China's Leadership: Brilliant Or Clueless?

 | Sep 29, 2015 05:34AM ET

What worked in the post-global financial meltdown era of 2008-2014 will not work the same magic in the next seven years.

I am often amused by the Western media's readiness to attribute godlike powers of long-term planning and Sun-Tzu-like strategic brilliance to China's leadership. A well-known anecdote illustrates the point.

Zhou Enlai, Premier of China in the Mao era, who when asked by Henry Kissinger about the French Revolution, is reputed to have replied, "It's too early to say."

This is generally taken to express the Chinese Long View, i.e. that the events of 1789 are still playing out.

But accounts of those present discount this interpretation.
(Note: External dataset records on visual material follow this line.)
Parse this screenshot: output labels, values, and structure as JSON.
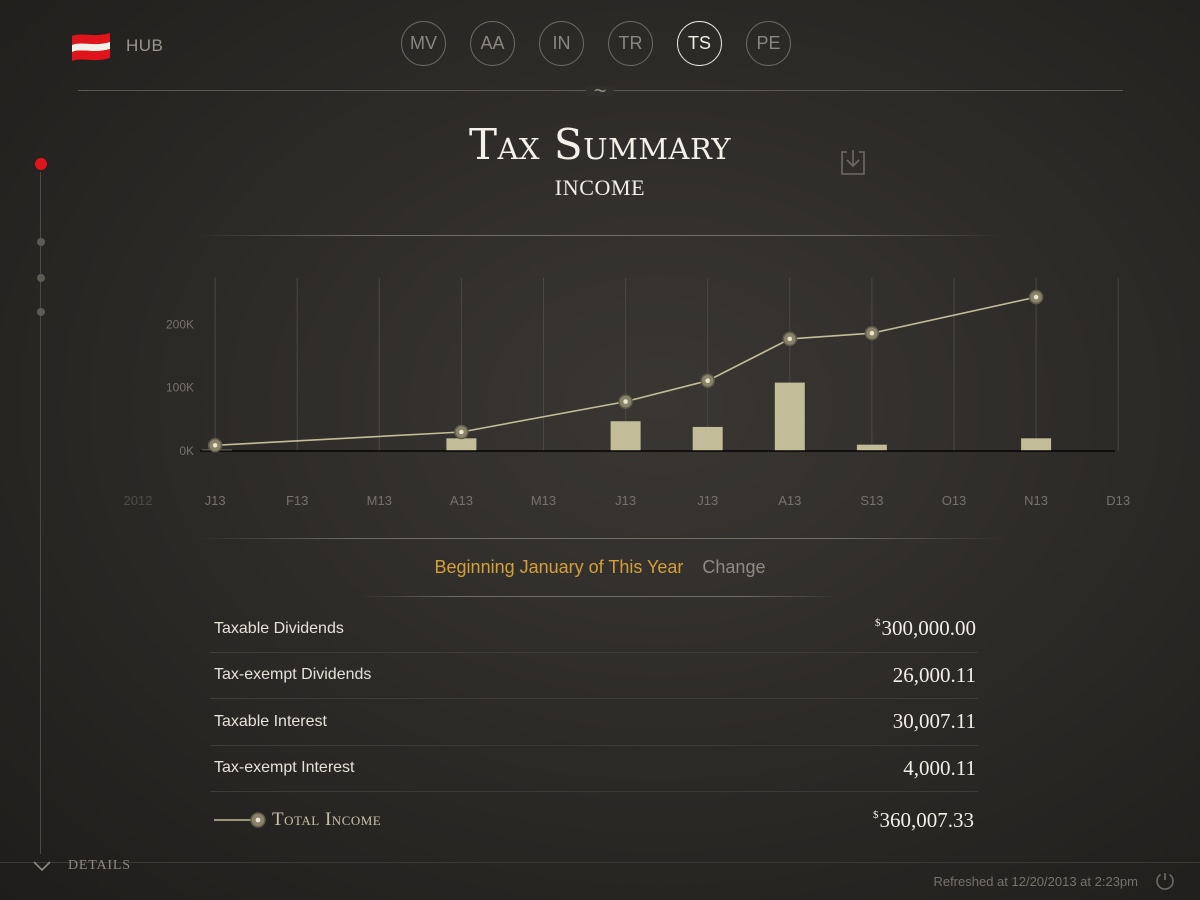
{
  "header": {
    "hub_label": "HUB",
    "nav_tabs": [
      {
        "label": "MV",
        "active": false
      },
      {
        "label": "AA",
        "active": false
      },
      {
        "label": "IN",
        "active": false
      },
      {
        "label": "TR",
        "active": false
      },
      {
        "label": "TS",
        "active": true
      },
      {
        "label": "PE",
        "active": false
      }
    ],
    "divider_glyph": "~"
  },
  "page": {
    "title": "Tax Summary",
    "subtitle": "INCOME"
  },
  "colors": {
    "accent": "#d4a038",
    "flag_red": "#e0141b",
    "bar": "#c3bc98",
    "line": "#c3bc98",
    "marker_fill": "#8a8269",
    "marker_ring": "#5e5a4c"
  },
  "icons": {
    "hub": "flag-icon",
    "download": "download-icon",
    "details": "chevron-down-icon",
    "refresh": "refresh-icon"
  },
  "chart_data": {
    "type": "bar",
    "x": [
      "2012",
      "J13",
      "F13",
      "M13",
      "A13",
      "M13",
      "J13",
      "J13",
      "A13",
      "S13",
      "O13",
      "N13",
      "D13"
    ],
    "y_ticks": [
      "0K",
      "100K",
      "200K"
    ],
    "ylim": [
      0,
      270000
    ],
    "grid": true,
    "series": [
      {
        "kind": "bar",
        "values": [
          0,
          2000,
          0,
          0,
          20000,
          0,
          47000,
          38000,
          108000,
          10000,
          0,
          20000,
          0
        ]
      },
      {
        "kind": "line",
        "values": [
          null,
          9000,
          null,
          null,
          30000,
          null,
          78000,
          111000,
          177000,
          186000,
          null,
          243000,
          null
        ]
      }
    ]
  },
  "period": {
    "label": "Beginning January of This Year",
    "change_label": "Change"
  },
  "table": {
    "rows": [
      {
        "label": "Taxable Dividends",
        "currency": "$",
        "value": "300,000.00"
      },
      {
        "label": "Tax-exempt Dividends",
        "currency": "",
        "value": "26,000.11"
      },
      {
        "label": "Taxable Interest",
        "currency": "",
        "value": "30,007.11"
      },
      {
        "label": "Tax-exempt Interest",
        "currency": "",
        "value": "4,000.11"
      }
    ],
    "total": {
      "label": "Total Income",
      "currency": "$",
      "value": "360,007.33"
    }
  },
  "footer": {
    "details_label": "DETAILS",
    "refreshed": "Refreshed at 12/20/2013 at 2:23pm"
  }
}
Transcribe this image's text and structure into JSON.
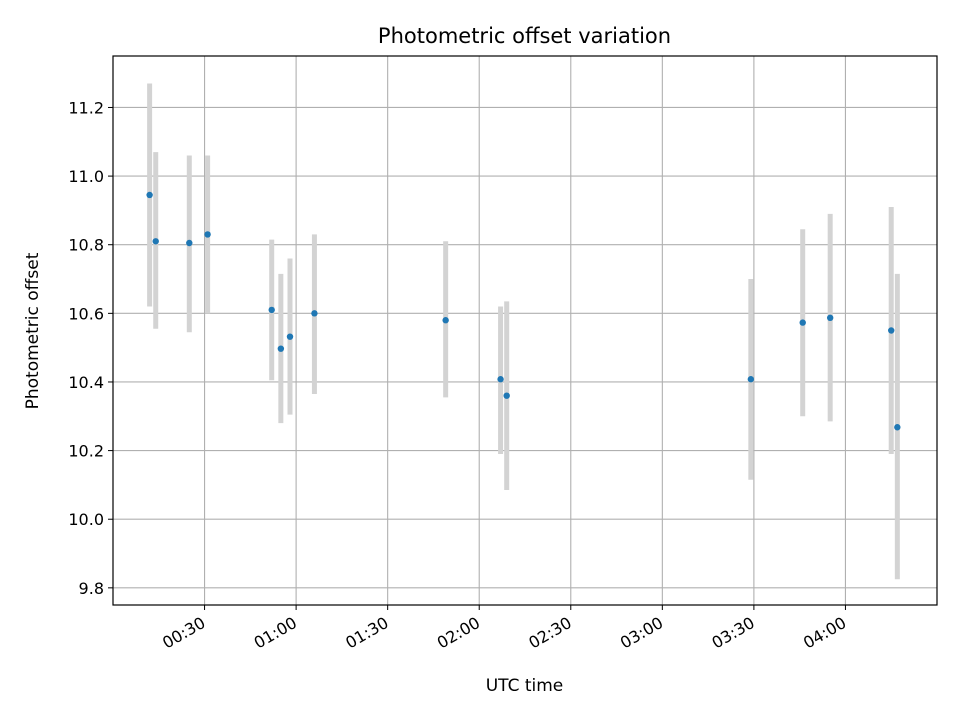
{
  "chart_data": {
    "type": "scatter",
    "title": "Photometric offset variation",
    "xlabel": "UTC time",
    "ylabel": "Photometric offset",
    "x_unit": "HH:MM",
    "xlim": [
      "00:00",
      "04:30"
    ],
    "ylim": [
      9.75,
      11.35
    ],
    "x_ticks": [
      "00:30",
      "01:00",
      "01:30",
      "02:00",
      "02:30",
      "03:00",
      "03:30",
      "04:00"
    ],
    "y_ticks": [
      9.8,
      10.0,
      10.2,
      10.4,
      10.6,
      10.8,
      11.0,
      11.2
    ],
    "grid": true,
    "point_color": "#1f77b4",
    "errorbar_color": "#d3d3d3",
    "points": [
      {
        "x": "00:12",
        "y": 10.945,
        "low": 10.62,
        "high": 11.27
      },
      {
        "x": "00:14",
        "y": 10.81,
        "low": 10.555,
        "high": 11.07
      },
      {
        "x": "00:25",
        "y": 10.805,
        "low": 10.545,
        "high": 11.06
      },
      {
        "x": "00:31",
        "y": 10.83,
        "low": 10.6,
        "high": 11.06
      },
      {
        "x": "00:52",
        "y": 10.61,
        "low": 10.405,
        "high": 10.815
      },
      {
        "x": "00:55",
        "y": 10.497,
        "low": 10.28,
        "high": 10.715
      },
      {
        "x": "00:58",
        "y": 10.532,
        "low": 10.305,
        "high": 10.76
      },
      {
        "x": "01:06",
        "y": 10.6,
        "low": 10.365,
        "high": 10.83
      },
      {
        "x": "01:49",
        "y": 10.58,
        "low": 10.355,
        "high": 10.81
      },
      {
        "x": "02:07",
        "y": 10.408,
        "low": 10.19,
        "high": 10.62
      },
      {
        "x": "02:09",
        "y": 10.36,
        "low": 10.085,
        "high": 10.635
      },
      {
        "x": "03:29",
        "y": 10.408,
        "low": 10.115,
        "high": 10.7
      },
      {
        "x": "03:46",
        "y": 10.573,
        "low": 10.3,
        "high": 10.845
      },
      {
        "x": "03:55",
        "y": 10.587,
        "low": 10.285,
        "high": 10.89
      },
      {
        "x": "04:15",
        "y": 10.55,
        "low": 10.19,
        "high": 10.91
      },
      {
        "x": "04:17",
        "y": 10.268,
        "low": 9.825,
        "high": 10.715
      }
    ]
  }
}
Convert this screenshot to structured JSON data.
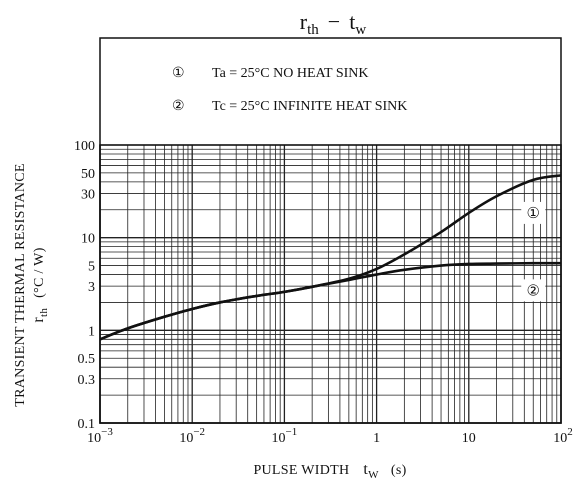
{
  "chart_data": {
    "type": "line",
    "title": "r_th − t_w",
    "title_parts": {
      "main": "r",
      "main_sub": "th",
      "dash": "−",
      "second": "t",
      "second_sub": "w"
    },
    "xlabel": {
      "text": "PULSE WIDTH",
      "symbol": "t",
      "symbol_sub": "W",
      "unit": "(s)"
    },
    "ylabel": {
      "line1": "TRANSIENT THERMAL RESISTANCE",
      "symbol": "r",
      "symbol_sub": "th",
      "unit": "(°C / W)"
    },
    "x_scale": "log",
    "y_scale": "log",
    "xlim": [
      0.001,
      100
    ],
    "ylim": [
      0.1,
      100
    ],
    "x_ticks": [
      {
        "value": 0.001,
        "base": "10",
        "exp": "−3"
      },
      {
        "value": 0.01,
        "base": "10",
        "exp": "−2"
      },
      {
        "value": 0.1,
        "base": "10",
        "exp": "−1"
      },
      {
        "value": 1,
        "label": "1"
      },
      {
        "value": 10,
        "label": "10"
      },
      {
        "value": 100,
        "base": "10",
        "exp": "2"
      }
    ],
    "y_ticks": [
      {
        "value": 0.1,
        "label": "0.1"
      },
      {
        "value": 0.3,
        "label": "0.3"
      },
      {
        "value": 0.5,
        "label": "0.5"
      },
      {
        "value": 1,
        "label": "1"
      },
      {
        "value": 3,
        "label": "3"
      },
      {
        "value": 5,
        "label": "5"
      },
      {
        "value": 10,
        "label": "10"
      },
      {
        "value": 30,
        "label": "30"
      },
      {
        "value": 50,
        "label": "50"
      },
      {
        "value": 100,
        "label": "100"
      }
    ],
    "grid": true,
    "legend_placement": "top",
    "legend": [
      {
        "marker": "①",
        "text": "Ta = 25°C NO HEAT SINK"
      },
      {
        "marker": "②",
        "text": "Tc = 25°C INFINITE HEAT SINK"
      }
    ],
    "series": [
      {
        "marker": "①",
        "x": [
          0.001,
          0.002,
          0.005,
          0.01,
          0.02,
          0.05,
          0.1,
          0.2,
          0.5,
          1,
          2,
          5,
          10,
          20,
          50,
          100
        ],
        "y": [
          0.8,
          1.05,
          1.4,
          1.7,
          2.0,
          2.35,
          2.6,
          2.95,
          3.6,
          4.6,
          6.6,
          11.5,
          18.5,
          28,
          42,
          47
        ]
      },
      {
        "marker": "②",
        "x": [
          0.001,
          0.002,
          0.005,
          0.01,
          0.02,
          0.05,
          0.1,
          0.2,
          0.5,
          1,
          2,
          5,
          10,
          20,
          50,
          100
        ],
        "y": [
          0.8,
          1.05,
          1.4,
          1.7,
          2.0,
          2.35,
          2.6,
          2.95,
          3.5,
          4.0,
          4.5,
          5.0,
          5.2,
          5.25,
          5.3,
          5.3
        ]
      }
    ]
  }
}
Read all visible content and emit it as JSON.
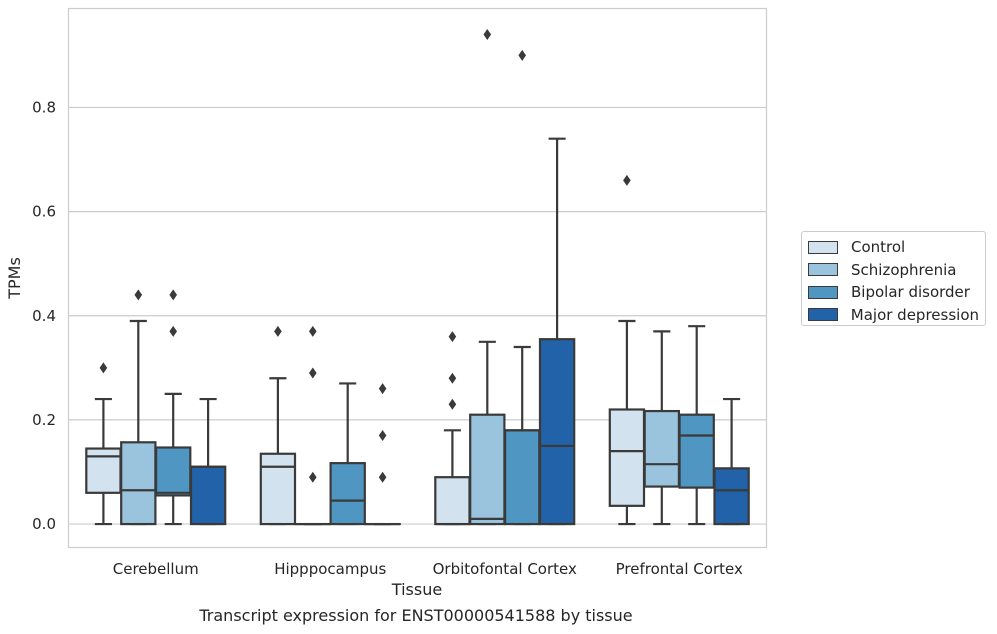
{
  "caption": "Transcript expression for ENST00000541588 by tissue",
  "chart_data": {
    "type": "box",
    "title": "",
    "xlabel": "Tissue",
    "ylabel": "TPMs",
    "ylim": [
      -0.045,
      0.99
    ],
    "yticks": [
      "0.0",
      "0.2",
      "0.4",
      "0.6",
      "0.8"
    ],
    "ytick_values": [
      0.0,
      0.2,
      0.4,
      0.6,
      0.8
    ],
    "grid": true,
    "legend_position": "right",
    "categories": [
      "Cerebellum",
      "Hipppocampus",
      "Orbitofontal Cortex",
      "Prefrontal Cortex"
    ],
    "series": [
      {
        "name": "Control",
        "color": "#d2e2ef",
        "boxes": [
          {
            "whislo": 0.0,
            "q1": 0.06,
            "med": 0.13,
            "q3": 0.145,
            "whishi": 0.24,
            "fliers": [
              0.3
            ]
          },
          {
            "whislo": 0.0,
            "q1": 0.0,
            "med": 0.11,
            "q3": 0.135,
            "whishi": 0.28,
            "fliers": [
              0.37
            ]
          },
          {
            "whislo": 0.0,
            "q1": 0.0,
            "med": 0.0,
            "q3": 0.09,
            "whishi": 0.18,
            "fliers": [
              0.23,
              0.28,
              0.36
            ]
          },
          {
            "whislo": 0.0,
            "q1": 0.035,
            "med": 0.14,
            "q3": 0.22,
            "whishi": 0.39,
            "fliers": [
              0.66
            ]
          }
        ]
      },
      {
        "name": "Schizophrenia",
        "color": "#9ac4de",
        "boxes": [
          {
            "whislo": 0.0,
            "q1": 0.0,
            "med": 0.065,
            "q3": 0.157,
            "whishi": 0.39,
            "fliers": [
              0.44
            ]
          },
          {
            "whislo": 0.0,
            "q1": 0.0,
            "med": 0.0,
            "q3": 0.0,
            "whishi": 0.0,
            "fliers": [
              0.09,
              0.29,
              0.37
            ]
          },
          {
            "whislo": 0.0,
            "q1": 0.0,
            "med": 0.01,
            "q3": 0.21,
            "whishi": 0.35,
            "fliers": [
              0.94
            ]
          },
          {
            "whislo": 0.0,
            "q1": 0.072,
            "med": 0.115,
            "q3": 0.217,
            "whishi": 0.37,
            "fliers": []
          }
        ]
      },
      {
        "name": "Bipolar disorder",
        "color": "#5096c3",
        "boxes": [
          {
            "whislo": 0.0,
            "q1": 0.055,
            "med": 0.06,
            "q3": 0.147,
            "whishi": 0.25,
            "fliers": [
              0.37,
              0.44
            ]
          },
          {
            "whislo": 0.0,
            "q1": 0.0,
            "med": 0.045,
            "q3": 0.117,
            "whishi": 0.27,
            "fliers": []
          },
          {
            "whislo": 0.0,
            "q1": 0.0,
            "med": 0.18,
            "q3": 0.18,
            "whishi": 0.34,
            "fliers": [
              0.9
            ]
          },
          {
            "whislo": 0.0,
            "q1": 0.07,
            "med": 0.17,
            "q3": 0.21,
            "whishi": 0.38,
            "fliers": []
          }
        ]
      },
      {
        "name": "Major depression",
        "color": "#2262a8",
        "boxes": [
          {
            "whislo": 0.0,
            "q1": 0.0,
            "med": 0.11,
            "q3": 0.11,
            "whishi": 0.24,
            "fliers": []
          },
          {
            "whislo": 0.0,
            "q1": 0.0,
            "med": 0.0,
            "q3": 0.0,
            "whishi": 0.0,
            "fliers": [
              0.09,
              0.17,
              0.26
            ]
          },
          {
            "whislo": 0.0,
            "q1": 0.0,
            "med": 0.15,
            "q3": 0.355,
            "whishi": 0.74,
            "fliers": []
          },
          {
            "whislo": 0.0,
            "q1": 0.0,
            "med": 0.065,
            "q3": 0.107,
            "whishi": 0.24,
            "fliers": []
          }
        ]
      }
    ]
  }
}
Zhou understood Kissinger's query as being about the 1968 general strike in France. That social revolution was still actively in play in the early 1970s when Zhou and Kissinger were meeting, so the time frame was definitely present-day, not the 18th century.

China's dramatic rise since the early 1980s, when Deng Xiaoping's reforms occurred, has been nothing short of phenomenal. This remarkable success has to be attributed in some measure to the leadership's policies and decisions of the past three decades.

This economic success is the foundation of those who see China's leadership as brilliant.

But the policies and decisions that worked so well in the boost phase of growth--what we might call the era of low-hanging fruit--do not necessarily work in the next phase, where growth has matured and all the costs that were ignored in the boost phase must now be addressed and paid.

If we look at the problems in China's economy, environment and foreign policy, it seems the leadership is making it up as they go along, with the one overriding goal being to maintain the domestic political control of the Communist Party.

On the economic front, China's leadership has actively pursued policies that expanded the shadow banking system and conventional banking system into a $28 trillion debt bubble. This explosive expansion of credit has fueled a real estate bubble of monumental proportions, and a $10 trillion stock market bubble that is now bursting (as all bubbles eventually do, despite claims that "this time it's different").

Rather than being brilliant, this is a disaster, as bubbles don't dissipate without profound systemic consequences.